Were the mass protests-turned-revolt in Egypt inspired by mobile, social media? Variations of this question have generated innumerable blogs, tweets, status updates, emails, and stories in the print, televisual, and networked media over the past month. I posted on this question myself in a recent entry, in which I concluded, after suggesting some of the many ways that social media operated within the Egyptian revolt, that it was time to begin asking some different questions.
Having on Wednesday taught Walter Benjamin’s famous essay on mechanical reproduction and spending Saturday in Madison, Wisconsin, protesting the attempt by newly elected Republican Governor Scott Walker to strip public employees of almost all of their rights to bargain collectively, I have some new questions to ask about the relations among social media and collective political action. For now, I’ll stick to one: are events like the protests in the Middle East and the Midwest 21st century versions of the “test performances” Benjamin describes occurring in film.
The concept of “test performances” comes up in Benjamin’s distinction between the stage actor and the film actor. While the stage actor performs for an audience in a theater, the film actor performs for the apparatus of cinema. The performance of the film actor for an audience of experts involved in making the film is a test like those of athletes or of office and factory workers in the 1930s, whose performance is measured and evaluated by various experts and authorities. The film actor, though, was further distinguished by the reproduction of his performance on film, which removed its auratic qualities.
The key issue in answering the question might concern audience. The protest in Wisconsin was performed less for the audience at the Capitol in Madison than for the local, national, and global news media. The protests have generated hundreds of thousands of emails, photos, sound clips, videos, tweets, FB updates, blogs, and news items for the print, televisual, and global news media. Over the past week Madison has been a dense and complex node at the intersection of many different networks—television, newspaper, government, education, labor, media, and so forth. As thousands of protesters follow transportation networks (car, bus, bike, or foot) to the capital, they bring with them a variety of other networks, geolocated via phones, GPS, or other mobile devices, as well as connected by cameras, audiovisual recorders, or credit cards, each of which has the power to activate other networks.
The protesters, I would argue, act through these networks. This action is amplified by numbers—both because the increased number of protesters increases the number of network media events but because in representing a larger number of protesters, each mediation stands for or carries with it or acts as a spokesman for a larger number of people, a larger collectivity.
Two events I witnessed/participated in can help elucidate the way in which the protests work as test performances.
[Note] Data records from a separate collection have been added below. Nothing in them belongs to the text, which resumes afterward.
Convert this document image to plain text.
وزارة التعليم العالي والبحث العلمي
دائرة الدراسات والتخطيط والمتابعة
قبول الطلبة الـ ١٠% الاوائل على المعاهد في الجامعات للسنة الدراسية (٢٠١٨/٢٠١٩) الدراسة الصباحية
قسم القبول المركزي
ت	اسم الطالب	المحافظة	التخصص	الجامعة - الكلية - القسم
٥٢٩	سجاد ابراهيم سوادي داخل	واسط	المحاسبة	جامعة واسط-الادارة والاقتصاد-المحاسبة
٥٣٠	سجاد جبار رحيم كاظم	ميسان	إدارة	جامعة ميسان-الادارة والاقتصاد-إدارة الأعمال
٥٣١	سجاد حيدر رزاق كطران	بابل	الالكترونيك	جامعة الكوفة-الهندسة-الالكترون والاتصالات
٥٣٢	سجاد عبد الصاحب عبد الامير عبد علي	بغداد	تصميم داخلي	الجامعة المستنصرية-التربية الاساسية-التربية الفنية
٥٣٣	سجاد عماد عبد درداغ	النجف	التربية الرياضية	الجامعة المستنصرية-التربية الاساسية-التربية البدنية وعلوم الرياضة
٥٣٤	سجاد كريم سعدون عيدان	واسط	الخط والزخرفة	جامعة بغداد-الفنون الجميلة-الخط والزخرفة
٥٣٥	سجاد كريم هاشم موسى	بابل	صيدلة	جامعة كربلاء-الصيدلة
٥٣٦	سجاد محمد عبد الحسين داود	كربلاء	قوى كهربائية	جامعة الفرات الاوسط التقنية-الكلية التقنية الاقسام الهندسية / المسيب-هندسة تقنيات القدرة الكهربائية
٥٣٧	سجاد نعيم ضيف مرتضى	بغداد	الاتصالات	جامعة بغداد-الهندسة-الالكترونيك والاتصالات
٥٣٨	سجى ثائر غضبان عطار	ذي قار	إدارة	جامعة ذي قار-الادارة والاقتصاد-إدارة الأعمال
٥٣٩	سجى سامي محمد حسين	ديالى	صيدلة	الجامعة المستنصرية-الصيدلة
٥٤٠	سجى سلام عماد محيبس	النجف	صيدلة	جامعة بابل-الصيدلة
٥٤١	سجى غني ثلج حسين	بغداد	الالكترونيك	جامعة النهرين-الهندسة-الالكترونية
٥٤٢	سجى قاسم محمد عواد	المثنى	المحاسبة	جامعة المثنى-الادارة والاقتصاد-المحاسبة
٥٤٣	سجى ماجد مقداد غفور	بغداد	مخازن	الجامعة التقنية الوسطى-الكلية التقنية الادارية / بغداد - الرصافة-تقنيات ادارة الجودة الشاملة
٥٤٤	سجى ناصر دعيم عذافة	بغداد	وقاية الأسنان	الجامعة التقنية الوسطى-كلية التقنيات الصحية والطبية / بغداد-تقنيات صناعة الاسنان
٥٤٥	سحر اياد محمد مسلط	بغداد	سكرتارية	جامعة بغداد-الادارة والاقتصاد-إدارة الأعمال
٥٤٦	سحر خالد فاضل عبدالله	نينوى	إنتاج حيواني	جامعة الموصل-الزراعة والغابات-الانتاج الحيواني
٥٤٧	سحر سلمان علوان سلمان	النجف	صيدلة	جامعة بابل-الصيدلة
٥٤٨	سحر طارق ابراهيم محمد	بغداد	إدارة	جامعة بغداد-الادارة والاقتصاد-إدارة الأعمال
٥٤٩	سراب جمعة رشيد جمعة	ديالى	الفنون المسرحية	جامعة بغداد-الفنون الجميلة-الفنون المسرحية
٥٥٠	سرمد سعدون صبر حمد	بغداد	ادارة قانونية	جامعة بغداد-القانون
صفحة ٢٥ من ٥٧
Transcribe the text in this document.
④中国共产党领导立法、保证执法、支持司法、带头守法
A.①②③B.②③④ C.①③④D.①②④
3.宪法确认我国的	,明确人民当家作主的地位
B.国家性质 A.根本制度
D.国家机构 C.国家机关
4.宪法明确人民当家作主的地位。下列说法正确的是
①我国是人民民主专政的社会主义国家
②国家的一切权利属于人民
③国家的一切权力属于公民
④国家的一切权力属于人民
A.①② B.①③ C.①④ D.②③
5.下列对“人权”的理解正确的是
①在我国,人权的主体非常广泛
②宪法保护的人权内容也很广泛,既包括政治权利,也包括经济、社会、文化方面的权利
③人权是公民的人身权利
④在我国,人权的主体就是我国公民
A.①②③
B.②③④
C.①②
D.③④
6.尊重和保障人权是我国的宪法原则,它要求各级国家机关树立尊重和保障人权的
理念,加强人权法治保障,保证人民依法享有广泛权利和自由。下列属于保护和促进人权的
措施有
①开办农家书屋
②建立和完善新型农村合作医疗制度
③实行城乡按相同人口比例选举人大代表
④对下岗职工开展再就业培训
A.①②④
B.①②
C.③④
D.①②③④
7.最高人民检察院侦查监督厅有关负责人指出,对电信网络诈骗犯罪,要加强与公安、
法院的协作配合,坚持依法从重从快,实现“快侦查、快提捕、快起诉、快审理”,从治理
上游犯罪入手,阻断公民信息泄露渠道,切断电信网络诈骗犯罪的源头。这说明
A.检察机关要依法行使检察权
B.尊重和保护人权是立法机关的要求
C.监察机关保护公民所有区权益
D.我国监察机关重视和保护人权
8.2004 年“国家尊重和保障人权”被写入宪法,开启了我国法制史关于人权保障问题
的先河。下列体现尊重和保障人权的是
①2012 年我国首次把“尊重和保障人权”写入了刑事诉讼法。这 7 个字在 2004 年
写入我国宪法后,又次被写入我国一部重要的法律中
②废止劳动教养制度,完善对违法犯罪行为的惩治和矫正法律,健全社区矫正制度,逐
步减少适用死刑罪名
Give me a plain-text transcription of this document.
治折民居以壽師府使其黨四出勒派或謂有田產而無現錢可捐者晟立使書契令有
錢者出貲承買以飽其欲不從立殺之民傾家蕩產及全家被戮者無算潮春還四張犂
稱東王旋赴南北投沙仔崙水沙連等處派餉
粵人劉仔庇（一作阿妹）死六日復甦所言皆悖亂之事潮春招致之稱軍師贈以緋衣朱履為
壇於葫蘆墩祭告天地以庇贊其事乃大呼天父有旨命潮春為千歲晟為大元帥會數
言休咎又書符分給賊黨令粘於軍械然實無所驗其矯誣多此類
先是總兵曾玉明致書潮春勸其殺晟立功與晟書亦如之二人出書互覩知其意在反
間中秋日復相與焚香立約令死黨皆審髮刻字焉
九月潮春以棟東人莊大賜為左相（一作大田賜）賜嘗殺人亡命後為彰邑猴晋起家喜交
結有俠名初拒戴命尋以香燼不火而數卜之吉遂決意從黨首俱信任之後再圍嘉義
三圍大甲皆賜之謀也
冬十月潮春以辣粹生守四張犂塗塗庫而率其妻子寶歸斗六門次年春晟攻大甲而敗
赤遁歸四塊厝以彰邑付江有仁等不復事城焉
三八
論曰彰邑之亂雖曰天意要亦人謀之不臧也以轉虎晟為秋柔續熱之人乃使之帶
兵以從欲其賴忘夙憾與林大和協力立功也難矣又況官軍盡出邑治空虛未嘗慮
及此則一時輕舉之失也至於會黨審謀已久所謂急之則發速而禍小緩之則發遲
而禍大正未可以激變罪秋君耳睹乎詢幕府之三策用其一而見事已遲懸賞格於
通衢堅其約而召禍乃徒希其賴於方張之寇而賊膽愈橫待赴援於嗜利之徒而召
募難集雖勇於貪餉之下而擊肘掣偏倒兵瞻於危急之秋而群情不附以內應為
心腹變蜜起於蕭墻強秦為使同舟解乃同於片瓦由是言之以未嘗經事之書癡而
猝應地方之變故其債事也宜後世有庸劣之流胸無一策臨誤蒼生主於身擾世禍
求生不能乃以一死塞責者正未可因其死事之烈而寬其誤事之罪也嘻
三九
The first occurred last Saturday, where Nathaniel Stern and I watched a small group of Tea Partiers try to provoke a union leader and union supporters for the sole purpose of capturing it on video.
The young man in the brown leather jacket with a video camera was with the Tea Party provocateur in the blue and purple hockey jacket and ski cap. They were trying to rile up protesters then film them up close with shaky video to give the impression that the protesters were angry and violent. Initially the provocateur tried to provoke a union leader, who showed admirable restraint in trying to explain the process of collective bargaining before turning away. Meanwhile some union supporters had begun a chant; the man with the video camera went up in their faces, shaking the camera to give the impression that the scene was riotous and potentially violent. This is an increasingly familiar media tactic used on the right, performed solely as a test for the media. The audiovisual event that was produced from this event bears little relation to the actual historical events as they happened on the grounds of the Capitol—nor was it meant to.
A second, more benign version of this occurred on Tuesday at the Capitol, when Lane Hall and I were asked to participate in a press conference being staged by union organizers. The organizers had rounded up demonstrators to stand behind the three union members who spoke and answered questions. This test performance, too, was oriented not towards the small audience in the Capitol’s NW hearing room but to a local, regional, and national television audience. Indeed on the 5:00 local news on TJM4, the “supporters” were plainly visible behind the 3 union spokespeople (though I was off to the side, out of camera range).
Both of these performances, one from the right and one from the left, were not aimed at the audiences on the spot, at a particular historical moment, but were directed at the local, national, and global print, televisual, and networked media. In the ongoing protests, whatever pressure the protests put on Wisconsin’s Republican leadership comes much less from the results of the action of protesting at the Capitol itself than from its amplification, multiplication, and distribution across millions of screens—from HD television and computer monitors, to mobile devicess, and so forth. For the battle to be won on the grounds of the capital it will have to be won as well on the screens of the world.